We believe in data-driven marketing campaigns precisely for this very reason. You must quickly identify what is working, why, and how to push or pull back without everything coming apart.

That said, understand that you aren't comparing apples-to-apples when making your final decision. Campaigns focused on the evaluation stage of the consumer decision journey will inevitably have a higher conversion rate than an awareness ad, for example. However, that evaluation stage has likely been set-up for success by more expensive marketing earlier in the process.

Apply your campaign metrics to your revised journey map and evaluate your marketing holistically.

What metrics are most important at this time?

How is the competition reacting?

What are the if/then scenarios and levers available to you for optimization?

How will changes to your audience, impact your marketing, products, or services in the long-term?

Strategic Budget Cuts Marketing

Narrow & Deepen

When reducing your marketing budget, be careful not to spread your marketing too thin. Reducing your spending across channels can hurt performance and make it difficult to measure success since there will be fewer data points. Instead, consider reducing the number of channels so you can invest more deeply and meaningfully in the ones that matter most.

Remove Inefficiencies

If given the time, you could list several inefficient processes and technologies you currently face week-to-week or day-to-day.

Large agencies are known for being inefficient.

Whether external or internal, the inefficiencies may have had good intentions like software subscriptions that seemed great during the demo phase, or an overly inclusive creative review process leading to unnecessary and costly rounds of revision.

Whatever the case, reexamine your processes and tools against your "new" needs, and streamline where you can to reduce cost and waste.

Extend the Life of Your Content

Content is a vital part of building out your customer journey–especially where marketing automation is involved–and good content requires time and budget.

Focus on getting more from the content you currently have.

  • Update existing blog posts, POVs, and white papers.
  • Leverage elements of your existing content to create new social posts, emails, and videos.
  • Take a trending topic and offer your take on it through a podcast interview or written Q&A format.

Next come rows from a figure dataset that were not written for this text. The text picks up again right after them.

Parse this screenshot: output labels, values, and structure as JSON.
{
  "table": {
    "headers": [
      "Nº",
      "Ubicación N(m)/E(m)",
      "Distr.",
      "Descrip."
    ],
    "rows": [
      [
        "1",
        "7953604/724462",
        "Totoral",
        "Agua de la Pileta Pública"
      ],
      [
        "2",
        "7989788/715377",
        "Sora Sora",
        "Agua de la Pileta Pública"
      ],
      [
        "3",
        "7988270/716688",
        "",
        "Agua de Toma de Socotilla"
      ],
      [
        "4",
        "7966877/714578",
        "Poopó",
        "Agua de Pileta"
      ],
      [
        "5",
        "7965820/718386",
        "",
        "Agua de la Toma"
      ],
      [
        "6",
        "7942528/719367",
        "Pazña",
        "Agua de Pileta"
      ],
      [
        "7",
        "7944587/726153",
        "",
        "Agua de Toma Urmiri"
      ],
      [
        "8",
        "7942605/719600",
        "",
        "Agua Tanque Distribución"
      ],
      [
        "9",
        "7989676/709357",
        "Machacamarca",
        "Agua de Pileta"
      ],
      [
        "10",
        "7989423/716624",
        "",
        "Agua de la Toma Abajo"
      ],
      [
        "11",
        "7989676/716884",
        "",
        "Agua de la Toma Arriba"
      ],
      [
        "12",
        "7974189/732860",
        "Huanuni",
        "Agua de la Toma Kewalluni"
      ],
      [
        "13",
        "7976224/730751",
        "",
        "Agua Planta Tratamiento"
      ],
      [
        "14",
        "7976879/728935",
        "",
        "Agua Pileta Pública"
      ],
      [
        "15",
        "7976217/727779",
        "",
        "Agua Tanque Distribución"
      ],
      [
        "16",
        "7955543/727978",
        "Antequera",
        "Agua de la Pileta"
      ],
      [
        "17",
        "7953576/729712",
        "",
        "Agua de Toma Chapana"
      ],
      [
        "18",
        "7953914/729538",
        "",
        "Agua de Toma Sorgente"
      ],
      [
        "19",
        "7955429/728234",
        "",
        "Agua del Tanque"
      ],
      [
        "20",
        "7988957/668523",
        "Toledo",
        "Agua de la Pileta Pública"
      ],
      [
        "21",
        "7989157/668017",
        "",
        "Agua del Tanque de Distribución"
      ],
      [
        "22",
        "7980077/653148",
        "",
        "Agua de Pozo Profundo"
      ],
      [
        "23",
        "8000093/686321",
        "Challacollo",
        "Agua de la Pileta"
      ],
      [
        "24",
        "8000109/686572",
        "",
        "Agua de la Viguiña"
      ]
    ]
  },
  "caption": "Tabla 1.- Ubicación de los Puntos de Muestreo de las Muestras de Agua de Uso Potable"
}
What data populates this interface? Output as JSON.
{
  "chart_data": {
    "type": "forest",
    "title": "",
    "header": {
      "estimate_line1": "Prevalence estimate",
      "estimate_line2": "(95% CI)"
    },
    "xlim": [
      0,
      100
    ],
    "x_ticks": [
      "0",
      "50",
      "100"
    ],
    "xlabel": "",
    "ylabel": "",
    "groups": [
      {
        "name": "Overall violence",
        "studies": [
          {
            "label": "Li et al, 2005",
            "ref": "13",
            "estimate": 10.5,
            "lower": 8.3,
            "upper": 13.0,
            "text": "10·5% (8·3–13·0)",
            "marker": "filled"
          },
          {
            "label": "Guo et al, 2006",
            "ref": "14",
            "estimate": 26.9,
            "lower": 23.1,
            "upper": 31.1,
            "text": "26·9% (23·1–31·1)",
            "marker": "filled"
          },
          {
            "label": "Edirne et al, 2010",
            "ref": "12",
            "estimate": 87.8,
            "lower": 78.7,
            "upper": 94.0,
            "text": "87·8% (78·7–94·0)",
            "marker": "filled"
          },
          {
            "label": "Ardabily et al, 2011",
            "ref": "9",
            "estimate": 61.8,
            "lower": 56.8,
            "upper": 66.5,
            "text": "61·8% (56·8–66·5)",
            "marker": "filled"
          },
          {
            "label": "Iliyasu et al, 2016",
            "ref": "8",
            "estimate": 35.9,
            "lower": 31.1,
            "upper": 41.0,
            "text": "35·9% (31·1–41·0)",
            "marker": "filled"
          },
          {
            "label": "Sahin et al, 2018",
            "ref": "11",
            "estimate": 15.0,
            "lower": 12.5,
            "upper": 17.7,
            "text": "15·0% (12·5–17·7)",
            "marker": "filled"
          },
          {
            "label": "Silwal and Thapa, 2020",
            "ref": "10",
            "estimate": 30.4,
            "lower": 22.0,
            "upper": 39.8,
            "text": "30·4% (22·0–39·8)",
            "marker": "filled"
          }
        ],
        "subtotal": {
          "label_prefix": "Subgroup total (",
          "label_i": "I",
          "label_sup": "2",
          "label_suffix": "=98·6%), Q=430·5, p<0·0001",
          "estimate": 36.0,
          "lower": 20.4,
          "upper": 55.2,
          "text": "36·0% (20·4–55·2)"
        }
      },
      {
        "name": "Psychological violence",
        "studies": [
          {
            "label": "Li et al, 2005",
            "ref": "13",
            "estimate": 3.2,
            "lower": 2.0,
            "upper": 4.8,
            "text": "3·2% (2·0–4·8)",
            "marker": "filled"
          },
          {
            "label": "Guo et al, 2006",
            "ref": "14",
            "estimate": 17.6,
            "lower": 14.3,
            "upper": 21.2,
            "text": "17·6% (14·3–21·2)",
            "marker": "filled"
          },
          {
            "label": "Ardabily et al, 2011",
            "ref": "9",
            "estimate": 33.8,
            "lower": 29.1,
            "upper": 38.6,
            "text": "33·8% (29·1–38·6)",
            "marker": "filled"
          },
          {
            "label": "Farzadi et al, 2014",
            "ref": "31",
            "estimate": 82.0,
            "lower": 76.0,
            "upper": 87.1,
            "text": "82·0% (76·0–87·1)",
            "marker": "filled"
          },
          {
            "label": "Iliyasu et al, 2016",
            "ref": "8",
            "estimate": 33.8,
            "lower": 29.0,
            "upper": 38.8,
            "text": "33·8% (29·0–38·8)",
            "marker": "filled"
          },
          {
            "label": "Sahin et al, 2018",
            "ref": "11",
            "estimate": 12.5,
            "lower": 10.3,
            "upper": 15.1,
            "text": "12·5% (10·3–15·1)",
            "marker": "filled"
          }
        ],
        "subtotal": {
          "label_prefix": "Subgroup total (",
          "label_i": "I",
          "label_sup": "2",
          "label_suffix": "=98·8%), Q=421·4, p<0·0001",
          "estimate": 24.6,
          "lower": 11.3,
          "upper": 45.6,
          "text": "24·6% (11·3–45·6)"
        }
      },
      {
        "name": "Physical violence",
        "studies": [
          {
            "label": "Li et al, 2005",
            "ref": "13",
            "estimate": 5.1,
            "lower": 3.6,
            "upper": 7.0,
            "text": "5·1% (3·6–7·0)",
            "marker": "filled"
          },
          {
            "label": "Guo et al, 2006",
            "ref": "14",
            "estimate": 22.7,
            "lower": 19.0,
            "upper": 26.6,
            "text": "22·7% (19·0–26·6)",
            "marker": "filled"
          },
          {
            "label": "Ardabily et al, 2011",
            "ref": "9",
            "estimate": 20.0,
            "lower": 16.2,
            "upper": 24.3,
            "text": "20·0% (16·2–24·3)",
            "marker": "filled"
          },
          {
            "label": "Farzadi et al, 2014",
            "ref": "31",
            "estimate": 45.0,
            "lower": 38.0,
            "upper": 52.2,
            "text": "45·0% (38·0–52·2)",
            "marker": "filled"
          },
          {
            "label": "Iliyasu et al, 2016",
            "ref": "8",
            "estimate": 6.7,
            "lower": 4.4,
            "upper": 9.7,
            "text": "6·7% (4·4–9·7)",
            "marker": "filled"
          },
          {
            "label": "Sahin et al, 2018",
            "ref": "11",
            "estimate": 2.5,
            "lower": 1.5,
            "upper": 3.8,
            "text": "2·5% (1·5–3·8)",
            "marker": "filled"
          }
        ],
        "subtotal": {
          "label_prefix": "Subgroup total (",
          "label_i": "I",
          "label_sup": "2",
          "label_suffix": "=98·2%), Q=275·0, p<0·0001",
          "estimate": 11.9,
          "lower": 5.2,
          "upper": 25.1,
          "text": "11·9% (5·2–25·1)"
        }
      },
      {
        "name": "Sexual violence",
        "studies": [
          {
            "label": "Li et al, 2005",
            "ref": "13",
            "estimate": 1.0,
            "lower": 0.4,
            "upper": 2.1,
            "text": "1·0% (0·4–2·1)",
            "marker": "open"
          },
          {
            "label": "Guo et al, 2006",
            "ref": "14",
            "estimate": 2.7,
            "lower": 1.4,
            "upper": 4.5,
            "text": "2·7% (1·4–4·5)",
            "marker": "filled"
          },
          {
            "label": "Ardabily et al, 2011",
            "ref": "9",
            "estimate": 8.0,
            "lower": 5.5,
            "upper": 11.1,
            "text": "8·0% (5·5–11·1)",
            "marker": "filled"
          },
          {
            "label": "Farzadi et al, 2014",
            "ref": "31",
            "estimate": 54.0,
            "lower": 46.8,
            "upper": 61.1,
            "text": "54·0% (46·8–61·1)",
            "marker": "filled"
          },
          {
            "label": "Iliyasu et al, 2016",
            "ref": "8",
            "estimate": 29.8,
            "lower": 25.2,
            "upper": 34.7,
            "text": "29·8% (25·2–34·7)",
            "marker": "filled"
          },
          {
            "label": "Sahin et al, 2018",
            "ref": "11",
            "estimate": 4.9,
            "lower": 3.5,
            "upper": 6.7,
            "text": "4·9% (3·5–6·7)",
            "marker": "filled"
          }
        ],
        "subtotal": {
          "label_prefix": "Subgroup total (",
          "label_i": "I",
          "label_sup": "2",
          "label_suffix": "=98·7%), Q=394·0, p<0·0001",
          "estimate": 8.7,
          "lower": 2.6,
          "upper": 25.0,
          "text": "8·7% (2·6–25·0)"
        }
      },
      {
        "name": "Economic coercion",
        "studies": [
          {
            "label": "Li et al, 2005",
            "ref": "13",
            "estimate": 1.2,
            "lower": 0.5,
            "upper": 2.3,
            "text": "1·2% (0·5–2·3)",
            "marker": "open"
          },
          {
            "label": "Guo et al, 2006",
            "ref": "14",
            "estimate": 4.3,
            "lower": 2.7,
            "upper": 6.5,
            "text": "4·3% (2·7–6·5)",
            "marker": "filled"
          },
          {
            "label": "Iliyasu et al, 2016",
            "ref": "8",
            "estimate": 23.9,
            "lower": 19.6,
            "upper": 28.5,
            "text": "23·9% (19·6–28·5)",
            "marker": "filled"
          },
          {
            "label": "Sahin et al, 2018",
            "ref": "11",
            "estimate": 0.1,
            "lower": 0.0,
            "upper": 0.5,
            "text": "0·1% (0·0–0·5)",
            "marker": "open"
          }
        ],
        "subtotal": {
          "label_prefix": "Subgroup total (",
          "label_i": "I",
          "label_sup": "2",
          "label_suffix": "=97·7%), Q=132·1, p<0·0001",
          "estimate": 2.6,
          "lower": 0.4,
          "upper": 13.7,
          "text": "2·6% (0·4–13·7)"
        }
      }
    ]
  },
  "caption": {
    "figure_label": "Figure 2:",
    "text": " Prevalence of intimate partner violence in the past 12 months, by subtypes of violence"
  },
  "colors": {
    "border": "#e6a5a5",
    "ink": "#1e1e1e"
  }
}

It's tempting to think of your existing content as old news or having served its purpose; however, a quick update to the content and format may go a long way.

Avoid A Herd Mentality

There's a Warren Buffet quote that applies perfectly to this concept: "Be fearful when others are greedy and greedy when others are fearful."

He's referring to investments, but we would argue that this advice applies to your marketing as well.

Whether pandemic or economic related, difficult times lead to fewer advertisers in the market, which results in lower costs and less noise, so rather than following the crowd, consider taking advantage.

If you must reduce your marketing spend, pay attention to your competitors, and consider reducing your presence just enough to stay ahead or remain in the conversation. This way, you'll maintain your competitive edge and potentially extend your reach, while others make budget mistakes that damage their brand in the long-term.